Recent criticisms of Jacobs from the left abound. She failed to understand the iniquitous impact of the wealthy on urban life, it is claimed, and she was never interested in race. She hated modernism even more than it deserves, and she imagined the New York City of her era was the universal condition of urban life. Her emphasis on the civility necessary for city life disparaged the righteous anger felt by the poor and oppressed.
Perhaps more to the point, however, is that she failed to predict the influence of her own writing—which is how the law of unintended consequences overtook her. Jacobs is hardly the sole reason for gentrification. But she certainly contributed to the great transformation of the way in which Americans perceive the urban landscape.
In the first twenty years after she moved to New York from Scranton in the 1930s, city neighborhoods of townhouses and low-rise buildings were generally perceived as outdated failures: the ethnic places from which the rising middle class fled off to the suburbs. Jacobs’s work helped revive such places as Greenwich Village, teaching Americans the charm of multi-use, high-density, low-rise areas with a range of social classes and historic architecture.
That would create its own problems. Unsurprisingly, as Americans came to value the old urban neighborhoods, those old neighborhoods became valuable. Housing prices skyrocketed. Jacobs’s mixed social classes would eventually be homogenized into the upper-middle class that could afford the charms she had helped teach people to appreciate.
Some of Jacobs’s epigoni—notably Richard Florida, in his 2002 book, The Rise of the Creative Class—would celebrate the expensive cities that resulted. But the demands of the newly urbanized upper-middle class, when combined with the revival of racial politics, would contribute to the problems of urban governance that we face today.
The Death and Life of Great American Cities helped kill off the view of cities held by the likes of Robert Moses, who treated New York as a playground, knocking down old homes as though they were bowling pins and running highways through the middle of neighborhoods in the name of modern advancement. And the memory of that victory has kept the name of Jane Jacobs alive—a talisman even for conservatives. As well it ought. The old muscular city planners were the arrogant elites of their day, and they blotted the urban landscape of America for two generations.
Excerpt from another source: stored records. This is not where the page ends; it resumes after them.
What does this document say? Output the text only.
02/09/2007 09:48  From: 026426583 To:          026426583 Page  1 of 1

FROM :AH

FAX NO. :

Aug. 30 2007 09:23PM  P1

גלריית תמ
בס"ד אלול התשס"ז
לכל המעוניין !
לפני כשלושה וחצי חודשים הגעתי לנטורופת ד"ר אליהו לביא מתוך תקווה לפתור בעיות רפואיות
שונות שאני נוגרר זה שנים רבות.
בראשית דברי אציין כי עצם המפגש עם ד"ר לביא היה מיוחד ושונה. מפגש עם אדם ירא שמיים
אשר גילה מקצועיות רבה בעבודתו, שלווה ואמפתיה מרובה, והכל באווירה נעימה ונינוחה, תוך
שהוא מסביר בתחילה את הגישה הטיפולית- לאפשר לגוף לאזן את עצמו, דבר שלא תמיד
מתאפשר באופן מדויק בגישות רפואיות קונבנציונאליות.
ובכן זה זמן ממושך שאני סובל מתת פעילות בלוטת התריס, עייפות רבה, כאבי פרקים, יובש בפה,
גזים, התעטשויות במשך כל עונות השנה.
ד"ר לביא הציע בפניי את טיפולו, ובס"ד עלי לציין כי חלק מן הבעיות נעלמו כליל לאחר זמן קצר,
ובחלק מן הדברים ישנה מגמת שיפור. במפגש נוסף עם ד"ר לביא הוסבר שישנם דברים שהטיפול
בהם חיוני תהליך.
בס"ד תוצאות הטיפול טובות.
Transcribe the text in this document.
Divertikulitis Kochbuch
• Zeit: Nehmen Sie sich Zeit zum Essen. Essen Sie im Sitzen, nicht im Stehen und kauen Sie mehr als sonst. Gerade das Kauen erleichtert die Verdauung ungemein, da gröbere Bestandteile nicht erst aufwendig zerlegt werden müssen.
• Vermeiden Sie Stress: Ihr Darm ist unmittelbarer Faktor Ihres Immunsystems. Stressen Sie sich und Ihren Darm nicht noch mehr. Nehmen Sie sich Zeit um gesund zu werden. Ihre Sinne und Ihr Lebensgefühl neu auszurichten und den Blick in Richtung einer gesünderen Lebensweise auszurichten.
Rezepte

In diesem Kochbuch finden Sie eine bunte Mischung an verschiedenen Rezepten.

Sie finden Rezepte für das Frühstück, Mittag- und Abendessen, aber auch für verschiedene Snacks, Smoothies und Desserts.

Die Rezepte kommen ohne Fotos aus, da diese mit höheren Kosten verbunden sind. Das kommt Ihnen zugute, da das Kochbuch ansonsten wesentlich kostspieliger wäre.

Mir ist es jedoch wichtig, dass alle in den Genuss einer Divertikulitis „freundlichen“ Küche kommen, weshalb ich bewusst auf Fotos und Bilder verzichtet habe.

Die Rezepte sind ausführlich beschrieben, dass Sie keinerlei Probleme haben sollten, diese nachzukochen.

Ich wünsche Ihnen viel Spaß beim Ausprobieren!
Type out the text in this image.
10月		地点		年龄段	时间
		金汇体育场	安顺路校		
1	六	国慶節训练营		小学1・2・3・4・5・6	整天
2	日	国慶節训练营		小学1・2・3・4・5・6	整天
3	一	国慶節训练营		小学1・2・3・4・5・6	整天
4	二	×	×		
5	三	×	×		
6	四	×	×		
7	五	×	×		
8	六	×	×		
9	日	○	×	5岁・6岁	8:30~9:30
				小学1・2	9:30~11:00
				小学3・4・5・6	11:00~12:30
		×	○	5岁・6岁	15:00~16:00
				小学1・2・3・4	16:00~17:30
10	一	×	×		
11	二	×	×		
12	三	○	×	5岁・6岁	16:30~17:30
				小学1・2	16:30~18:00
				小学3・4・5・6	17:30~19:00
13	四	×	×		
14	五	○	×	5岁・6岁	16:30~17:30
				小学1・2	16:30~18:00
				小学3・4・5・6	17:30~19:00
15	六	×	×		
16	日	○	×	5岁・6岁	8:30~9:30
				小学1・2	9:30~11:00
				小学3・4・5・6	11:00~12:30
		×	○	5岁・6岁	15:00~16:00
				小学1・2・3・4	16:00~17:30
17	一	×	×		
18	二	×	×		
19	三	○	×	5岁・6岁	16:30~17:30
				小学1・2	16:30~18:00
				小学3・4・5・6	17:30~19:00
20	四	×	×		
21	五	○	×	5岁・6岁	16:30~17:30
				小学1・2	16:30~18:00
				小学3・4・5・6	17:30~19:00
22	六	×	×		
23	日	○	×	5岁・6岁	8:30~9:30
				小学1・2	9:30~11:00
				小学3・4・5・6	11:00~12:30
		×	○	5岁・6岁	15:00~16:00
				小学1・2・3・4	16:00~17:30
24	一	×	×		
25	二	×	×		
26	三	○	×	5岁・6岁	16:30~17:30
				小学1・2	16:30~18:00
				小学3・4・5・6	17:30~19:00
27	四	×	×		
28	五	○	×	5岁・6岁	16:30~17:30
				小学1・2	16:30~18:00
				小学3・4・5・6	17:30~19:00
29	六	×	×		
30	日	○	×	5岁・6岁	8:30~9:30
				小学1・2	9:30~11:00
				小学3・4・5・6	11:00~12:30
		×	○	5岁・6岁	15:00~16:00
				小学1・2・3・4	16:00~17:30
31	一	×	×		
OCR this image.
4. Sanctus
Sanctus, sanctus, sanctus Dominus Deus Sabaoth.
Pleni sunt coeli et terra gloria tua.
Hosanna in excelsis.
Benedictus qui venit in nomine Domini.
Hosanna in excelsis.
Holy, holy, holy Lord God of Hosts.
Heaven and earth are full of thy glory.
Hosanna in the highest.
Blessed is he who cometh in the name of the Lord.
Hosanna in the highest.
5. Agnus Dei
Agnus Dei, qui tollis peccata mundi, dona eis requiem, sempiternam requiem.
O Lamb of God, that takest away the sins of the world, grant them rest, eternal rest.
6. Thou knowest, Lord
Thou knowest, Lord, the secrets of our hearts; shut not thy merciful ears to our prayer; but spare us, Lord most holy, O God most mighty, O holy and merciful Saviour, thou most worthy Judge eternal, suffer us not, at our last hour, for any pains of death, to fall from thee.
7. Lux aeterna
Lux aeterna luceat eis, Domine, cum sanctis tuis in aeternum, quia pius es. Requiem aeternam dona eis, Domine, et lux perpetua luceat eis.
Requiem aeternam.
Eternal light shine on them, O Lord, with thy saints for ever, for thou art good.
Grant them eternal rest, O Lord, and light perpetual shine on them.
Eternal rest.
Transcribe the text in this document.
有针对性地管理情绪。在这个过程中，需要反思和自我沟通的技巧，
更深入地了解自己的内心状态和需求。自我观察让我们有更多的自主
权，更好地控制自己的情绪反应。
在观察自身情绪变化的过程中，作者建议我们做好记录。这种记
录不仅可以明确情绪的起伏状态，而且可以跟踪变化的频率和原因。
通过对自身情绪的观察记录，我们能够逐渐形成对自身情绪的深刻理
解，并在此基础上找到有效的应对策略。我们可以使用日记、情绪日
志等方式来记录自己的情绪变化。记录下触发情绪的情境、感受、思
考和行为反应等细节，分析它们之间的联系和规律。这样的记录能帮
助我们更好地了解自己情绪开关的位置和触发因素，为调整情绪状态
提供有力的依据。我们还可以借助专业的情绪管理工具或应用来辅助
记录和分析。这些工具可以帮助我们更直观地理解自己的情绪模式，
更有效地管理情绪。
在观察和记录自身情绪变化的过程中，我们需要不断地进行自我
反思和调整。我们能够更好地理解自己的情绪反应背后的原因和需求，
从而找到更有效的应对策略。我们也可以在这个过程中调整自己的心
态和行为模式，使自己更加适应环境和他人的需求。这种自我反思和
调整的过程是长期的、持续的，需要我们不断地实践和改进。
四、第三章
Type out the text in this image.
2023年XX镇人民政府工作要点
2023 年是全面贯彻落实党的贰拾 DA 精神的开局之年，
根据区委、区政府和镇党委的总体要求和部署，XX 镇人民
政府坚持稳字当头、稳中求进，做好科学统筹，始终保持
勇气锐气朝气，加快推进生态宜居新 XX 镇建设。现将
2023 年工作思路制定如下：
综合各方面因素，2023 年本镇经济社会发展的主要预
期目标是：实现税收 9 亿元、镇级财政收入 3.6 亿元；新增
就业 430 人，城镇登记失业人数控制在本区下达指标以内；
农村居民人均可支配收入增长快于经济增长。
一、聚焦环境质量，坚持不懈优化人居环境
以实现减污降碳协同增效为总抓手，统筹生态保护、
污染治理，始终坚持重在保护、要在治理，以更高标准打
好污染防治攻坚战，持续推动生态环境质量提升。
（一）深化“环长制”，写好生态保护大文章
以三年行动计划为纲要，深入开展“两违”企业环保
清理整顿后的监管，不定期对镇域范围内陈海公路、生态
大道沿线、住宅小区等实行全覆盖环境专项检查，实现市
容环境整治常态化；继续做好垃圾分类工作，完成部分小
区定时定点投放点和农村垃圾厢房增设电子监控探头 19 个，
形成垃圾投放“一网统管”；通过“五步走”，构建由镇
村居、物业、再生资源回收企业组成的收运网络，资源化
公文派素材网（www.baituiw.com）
But those old urbanists have been replaced with new urbanists, just as filled with pieties and self-righteousness, and Jane Jacobs contributed to their rise just as surely as she contributed to the fall of their predecessors. On much she was right, as when she insisted on trying to discern "social capital." And on much she was interesting, as when she claimed that cities, rather than nations, were the true engines of economics. But on much else she was wrong, and on still more she was right only for her moment.
In other words, a truly conservative account of cities would have to leave her behind—although, one needs to ask, given the political divides of the nation in 2016, what incentive do conservatives feel for any account of the once-great American cities? The geographical divisions of contemporary politics are a scandal and a shame, and however good The Death and Life of Great American Cities was back in 1961, it did its share in getting us to this point.